What's Next For Fidel's?
CHAMPELLI: What should the public be looking for from Fidel’s in 2023? Any projects you want to highlight?
FIDEL: A lot of cool hash hole collaborations. I’m working with Talking Terps… We’ve started working on hash holes and we’re going to start on flower, and hopefully we could dabble in clothing together too. My goals for this year have no roof, no ceiling. I want to work with the best of the best of everyone and I don’t think anything is farfetched. We have a lot of cool genetics coming. I have this box called Fidel’s Head Stash, where I get to give the consumer four different phenos of flavors that we’ve hunted. So it’s four seven-gram jars that make up four pheno-hunted flavors by us and they’re all keepers. I’m scaling that up to the masses, getting into these chains of stores that want to carry Fidel’s and dropping my flower there. I feel like I’ve won over the Southern California market. I have to take advantage of all of California now. I’m going to stretch my arms out and just go shake hands with everybody, smoke with everybody, win over every budtender. And once I’ve got California on lock, I want to focus on other states.
CHAMPELLI: Your brand’s so distinctive. Your look, your personality, goes perfectly to who you are as an authentic brand. How do you tune into yourself? Is it meditation, or another way that you’d explain how your whole persona is expressed in your brand?
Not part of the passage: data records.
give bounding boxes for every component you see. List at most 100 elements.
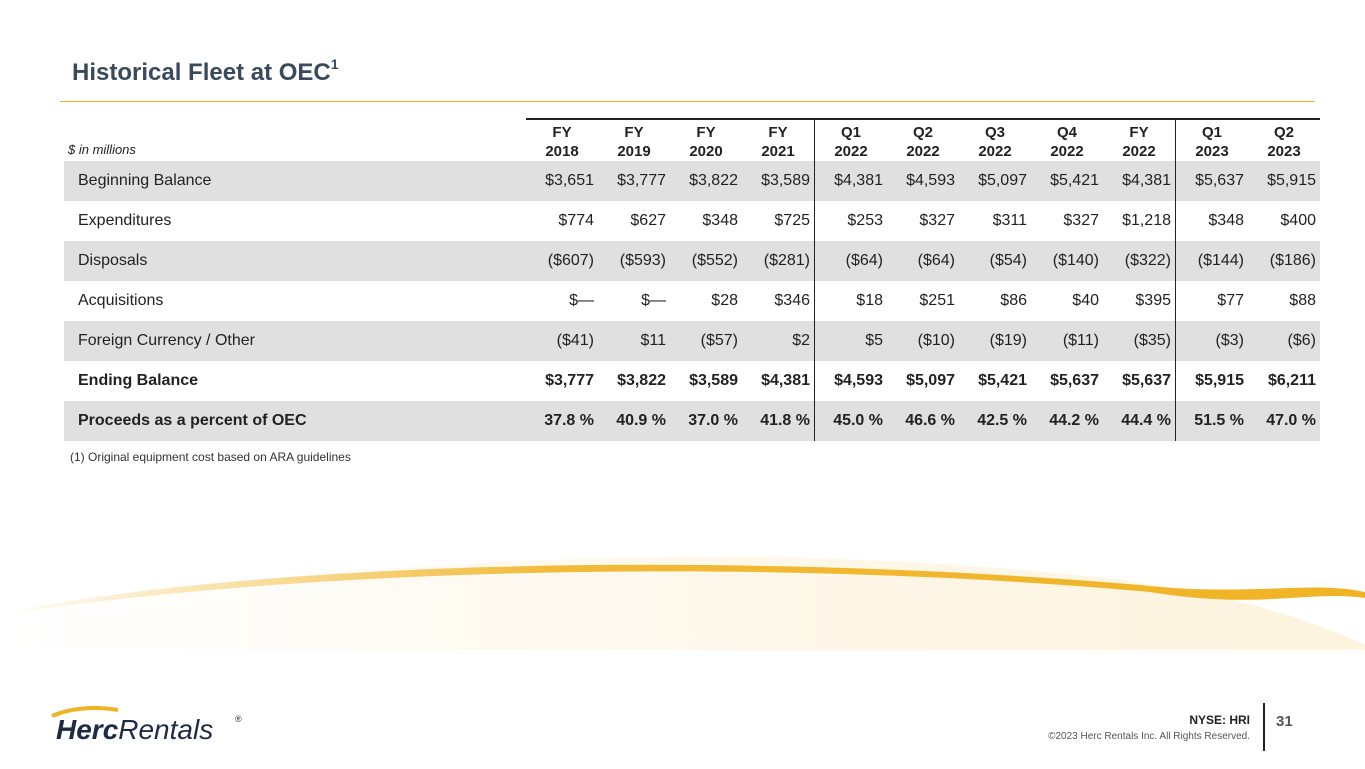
table-cell: $4,593 <box>834 372 883 389</box>
footnote: (1) Original equipment cost based on ARA… <box>70 450 351 464</box>
logo-rentals: Rentals <box>118 714 214 745</box>
table-cell: $5,915 <box>1195 372 1244 389</box>
table-cell: $3,589 <box>689 372 738 389</box>
table-cell: $395 <box>1103 281 1176 321</box>
table-cell: 40.9 % <box>598 401 670 441</box>
table-row: Ending Balance $3,777 $3,822 $3,589 $4,381 $4… <box>64 361 1320 401</box>
table-cell: ($41) <box>526 321 598 361</box>
table-row: Disposals ($607) ($593) ($552) ($281) ($64) ($… <box>64 241 1320 281</box>
table-cell: ($54) <box>959 241 1031 281</box>
col-header-year: 2022 <box>978 143 1012 160</box>
row-label: Beginning Balance <box>64 161 526 201</box>
col-header-period: Q3 <box>984 124 1005 141</box>
table-cell: $3,651 <box>526 161 598 201</box>
table-cell: ($11) <box>1031 321 1103 361</box>
col-header-year: 2019 <box>617 143 651 160</box>
col-header-year: 2022 <box>1050 143 1084 160</box>
table-cell: $327 <box>1063 212 1099 229</box>
table-cell: ($552) <box>670 241 742 281</box>
table-cell: 45.0 % <box>814 401 887 441</box>
table-cell: ($140) <box>1031 241 1103 281</box>
table-row: Beginning Balance $3,651 $3,777 $3,822 $3,58… <box>64 161 1320 201</box>
col-header-year: 2018 <box>545 143 579 160</box>
table-cell: 42.5 % <box>959 401 1031 441</box>
table-cell: $6,211 <box>1267 372 1316 389</box>
row-label: Acquisitions <box>78 292 164 309</box>
table-row: Expenditures $774 $627 $348 $725 $253 $327 $311… <box>64 201 1320 241</box>
table-cell: 44.4 % <box>1103 401 1176 441</box>
table-cell: ($10) <box>887 321 959 361</box>
ticker-symbol: NYSE: HRI <box>1189 713 1250 727</box>
table-cell: $77 <box>1217 292 1244 309</box>
logo-arc-icon <box>51 706 119 718</box>
decorative-swoosh <box>0 556 1365 650</box>
col-header-period: FY <box>552 124 572 141</box>
col-header-year: 2023 <box>1267 143 1301 160</box>
col-header: FY 2021 <box>742 118 815 161</box>
table-cell: $4,381 <box>814 161 887 201</box>
table-cell: ($3) <box>1175 321 1248 361</box>
col-header-year: 2022 <box>1122 143 1156 160</box>
table-cell: $3,777 <box>545 372 594 389</box>
table-cell: 37.0 % <box>670 401 742 441</box>
table-cell: $627 <box>630 212 666 229</box>
table-cell: ($144) <box>1175 241 1248 281</box>
page-title: Historical Fleet at OEC1 <box>72 56 339 87</box>
table-row: Proceeds as a percent of OEC 37.8 % 40.9 %… <box>64 401 1320 441</box>
table-cell: $4,593 <box>887 161 959 201</box>
table-cell: ($35) <box>1103 321 1176 361</box>
herc-rentals-logo: HercRentals ® <box>46 706 256 750</box>
table-cell: 44.2 % <box>1031 401 1103 441</box>
table-cell: $5,637 <box>1103 361 1176 401</box>
footnote-mark: 1 <box>330 56 339 72</box>
table-cell: ($607) <box>526 241 598 281</box>
col-header: FY 2022 <box>1103 118 1176 161</box>
table-cell: $311 <box>992 212 1027 229</box>
table-cell: ($186) <box>1248 241 1320 281</box>
col-header-year: 2022 <box>834 143 868 160</box>
table-cell: ($64) <box>814 241 887 281</box>
col-header: Q2 2023 <box>1248 118 1320 161</box>
col-header-year: 2023 <box>1195 143 1229 160</box>
col-header: Q1 2022 <box>814 118 887 161</box>
page-title-text: Historical Fleet at OEC <box>72 59 331 86</box>
col-header: FY 2019 <box>598 118 670 161</box>
table-cell: 47.0 % <box>1248 401 1320 441</box>
table-cell: $— <box>569 292 594 309</box>
table-cell: $88 <box>1289 292 1316 309</box>
table-cell: $— <box>641 292 666 309</box>
row-label: Foreign Currency / Other <box>64 321 526 361</box>
table-row: Acquisitions $— $— $28 $346 $18 $251 $86 $40 $395… <box>64 281 1320 321</box>
table-cell: $11 <box>598 321 670 361</box>
table-cell: $5,637 <box>1175 161 1248 201</box>
col-header-period: Q2 <box>1273 124 1294 141</box>
table-cell: ($19) <box>959 321 1031 361</box>
table-cell: $5,915 <box>1248 161 1320 201</box>
col-header-year: 2022 <box>906 143 940 160</box>
table-cell: $348 <box>1208 212 1244 229</box>
table-row: Foreign Currency / Other ($41) $11 ($57) $2 $… <box>64 321 1320 361</box>
table-cell: $3,822 <box>617 372 666 389</box>
footer-divider <box>1263 703 1265 751</box>
table-cell: $774 <box>558 212 594 229</box>
col-header: Q4 2022 <box>1031 118 1103 161</box>
title-divider <box>60 101 1315 102</box>
table-cell: 51.5 % <box>1175 401 1248 441</box>
copyright: ©2023 Herc Rentals Inc. All Rights Reser… <box>1048 731 1250 742</box>
col-header: FY 2018 <box>526 118 598 161</box>
table-cell: ($281) <box>742 241 815 281</box>
table-cell: $3,589 <box>742 161 815 201</box>
table-cell: $348 <box>702 212 738 229</box>
table-cell: $2 <box>742 321 815 361</box>
table-cell: $5 <box>814 321 887 361</box>
table-cell: $28 <box>711 292 738 309</box>
table-cell: 46.6 % <box>887 401 959 441</box>
table-cell: $4,381 <box>1103 161 1176 201</box>
table-cell: 37.8 % <box>526 401 598 441</box>
col-header: Q3 2022 <box>959 118 1031 161</box>
col-header-period: FY <box>1129 124 1149 141</box>
col-header: FY 2020 <box>670 118 742 161</box>
col-header-period: FY <box>768 124 788 141</box>
col-header-period: Q1 <box>840 124 861 141</box>
table-cell: ($593) <box>598 241 670 281</box>
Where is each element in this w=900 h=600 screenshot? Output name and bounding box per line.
FIDEL: I wish I meditated. (Laughs) I’m not as perfect as it seems. But I do credit a lot of this just to being dedicated to the craft. I’m dedicated to everything this fucking community has. Me, my team, my family, everybody’s for one goal – for Fidel’s. My goal is just to be a brand that’s more. When I say “legacy brand,” I want to live longer than one lifetime. How do they speak about your brand for lifetimes to come? It’s to make an impact so deep in this lifetime that they speak about it for the next 200, 300 years; that’s how you live to 300 years. I’m honestly just so committed to this brand and the industry. I don’t see any other way. I don’t see anything changing. It’s just building, getting more creative, inspiring more people… I’m passionate. I’m just so passionate.